For the the last seven years, she taught the two-year Integrative Biomedicine series for Classical Chinese medicine students and Chinese Medicine Ethics and Jurisprudence for both CCM and dual-degree naturopathic students at NUNM.

Since 2011, her focus has been on providing trauma-informed care for women’s health, labor and birth and the postpartum. In her work with ARP, she has provided care and supervised clinicians in providing primary care in rural environments with limited resources. Her clinical experience encompasses infectious medicine, stroke rehabilitation, orthopedic care and chronic disease care (COPD, high blood pressure, diabetes, cancer).

She worked for a decade as a professional chef, training under Veronica Macias, Roy Yamaguchi, John Sikhattana and Yoshi Kojima. She continued her training in Chinese medicine nutrition, particularly for postpartum care, with Dr. Benson Huang. Her training in herbal medicines was in Shanghan Zabing Lun theory with Dr. Arnaud Versluys and Sharon Weizenbaum. Even so, her preference is to use locally available foods and herbal medicines to limit the environmental and economic impact of shipping herbs across the globe. Dr. Glen Nagel, Ryan Drum, Michael Pilarski, Rosemary Gladstar, Matthew Wood and Dr. Aviva Romm have been her biggest teachers in regards to medicines that grow in this area.

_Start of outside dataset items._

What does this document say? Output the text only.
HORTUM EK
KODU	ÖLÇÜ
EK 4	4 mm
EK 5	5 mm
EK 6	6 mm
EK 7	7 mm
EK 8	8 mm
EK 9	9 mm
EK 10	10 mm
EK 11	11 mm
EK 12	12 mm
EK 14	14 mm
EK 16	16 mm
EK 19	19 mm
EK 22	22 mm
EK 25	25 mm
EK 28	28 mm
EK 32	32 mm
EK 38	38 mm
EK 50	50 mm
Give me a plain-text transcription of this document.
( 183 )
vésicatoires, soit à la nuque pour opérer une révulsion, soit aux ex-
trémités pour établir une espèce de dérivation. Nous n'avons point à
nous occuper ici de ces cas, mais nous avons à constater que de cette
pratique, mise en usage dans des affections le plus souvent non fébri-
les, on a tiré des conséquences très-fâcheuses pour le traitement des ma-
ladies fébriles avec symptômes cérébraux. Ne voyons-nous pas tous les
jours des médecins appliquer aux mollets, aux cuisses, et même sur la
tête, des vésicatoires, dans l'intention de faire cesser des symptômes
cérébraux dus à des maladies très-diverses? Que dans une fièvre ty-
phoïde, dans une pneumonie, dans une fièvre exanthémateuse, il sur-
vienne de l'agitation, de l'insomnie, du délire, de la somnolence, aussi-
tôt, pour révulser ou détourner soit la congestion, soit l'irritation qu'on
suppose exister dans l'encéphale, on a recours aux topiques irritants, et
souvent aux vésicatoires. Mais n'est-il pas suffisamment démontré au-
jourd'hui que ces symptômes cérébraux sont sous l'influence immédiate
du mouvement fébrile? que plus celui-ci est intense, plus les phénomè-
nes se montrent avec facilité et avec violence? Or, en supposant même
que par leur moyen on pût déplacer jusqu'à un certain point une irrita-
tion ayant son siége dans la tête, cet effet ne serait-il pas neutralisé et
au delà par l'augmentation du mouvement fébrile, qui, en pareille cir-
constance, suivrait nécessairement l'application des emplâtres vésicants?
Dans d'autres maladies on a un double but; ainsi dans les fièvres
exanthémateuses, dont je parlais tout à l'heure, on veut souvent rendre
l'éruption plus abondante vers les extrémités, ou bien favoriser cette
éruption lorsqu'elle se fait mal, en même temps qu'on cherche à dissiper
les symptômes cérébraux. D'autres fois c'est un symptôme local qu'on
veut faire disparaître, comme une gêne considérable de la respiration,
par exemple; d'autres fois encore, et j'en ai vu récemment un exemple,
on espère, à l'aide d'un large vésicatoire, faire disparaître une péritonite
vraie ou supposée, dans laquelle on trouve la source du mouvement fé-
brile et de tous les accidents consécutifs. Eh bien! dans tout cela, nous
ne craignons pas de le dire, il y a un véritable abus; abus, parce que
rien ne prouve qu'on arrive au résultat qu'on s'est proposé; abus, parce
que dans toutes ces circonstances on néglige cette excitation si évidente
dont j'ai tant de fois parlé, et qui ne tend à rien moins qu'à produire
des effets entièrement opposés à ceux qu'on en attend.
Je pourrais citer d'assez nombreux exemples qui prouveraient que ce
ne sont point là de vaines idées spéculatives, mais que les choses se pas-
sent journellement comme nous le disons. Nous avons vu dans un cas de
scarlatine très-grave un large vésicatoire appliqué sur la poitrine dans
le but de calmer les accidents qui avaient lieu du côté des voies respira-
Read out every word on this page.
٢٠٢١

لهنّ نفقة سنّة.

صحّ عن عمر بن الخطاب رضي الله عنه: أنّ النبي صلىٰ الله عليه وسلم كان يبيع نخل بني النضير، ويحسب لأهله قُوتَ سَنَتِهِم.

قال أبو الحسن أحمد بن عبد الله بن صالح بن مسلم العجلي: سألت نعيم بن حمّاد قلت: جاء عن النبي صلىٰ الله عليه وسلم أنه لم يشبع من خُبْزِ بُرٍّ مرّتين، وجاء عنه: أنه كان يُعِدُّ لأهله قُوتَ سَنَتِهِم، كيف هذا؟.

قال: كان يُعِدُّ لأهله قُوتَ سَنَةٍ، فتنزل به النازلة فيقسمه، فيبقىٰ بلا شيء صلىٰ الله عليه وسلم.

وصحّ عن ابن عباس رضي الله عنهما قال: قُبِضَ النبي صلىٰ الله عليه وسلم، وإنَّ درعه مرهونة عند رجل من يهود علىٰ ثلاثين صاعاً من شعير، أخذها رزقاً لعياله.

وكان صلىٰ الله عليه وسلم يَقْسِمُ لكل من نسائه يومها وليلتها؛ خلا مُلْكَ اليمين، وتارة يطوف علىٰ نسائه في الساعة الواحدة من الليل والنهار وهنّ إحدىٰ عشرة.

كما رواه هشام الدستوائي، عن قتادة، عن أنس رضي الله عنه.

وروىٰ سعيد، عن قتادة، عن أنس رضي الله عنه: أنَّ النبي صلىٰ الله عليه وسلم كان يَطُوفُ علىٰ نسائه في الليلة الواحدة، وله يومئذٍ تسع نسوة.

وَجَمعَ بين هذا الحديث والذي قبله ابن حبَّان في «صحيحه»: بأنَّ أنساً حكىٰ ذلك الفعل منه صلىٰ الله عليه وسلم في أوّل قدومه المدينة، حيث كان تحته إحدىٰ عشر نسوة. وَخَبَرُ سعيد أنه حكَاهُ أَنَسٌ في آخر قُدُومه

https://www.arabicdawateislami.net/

Experiencing houselessness as a teenager inspired her to help underserved populations. She spent many years working as a case manager and legal advocate through the YWCA’s SafeChoice shelter program and taught math and science skills for displaced Russian immigrant women in Washington State. She worked on the streets as an HIV educator for houseless youth in Olympia and through the Red Cross with high school students in Hawaii. Her acupuncture internship was completed with David Frierman at OutsideIn, a Portland non-profit that serves the houseless.

Self-cultivation is an important part of her philosophy. She has been training in Taiji since 2008 with Sifu PikShan Ko, a fifth-generation lineage holder from the Kwong Sai Jook Lum Temple Praying Mantis School, Hong Kong, 1967. In addition to this, she have a dedicated yoga practice following instruction from my mentor, Denise Payne, since 2004.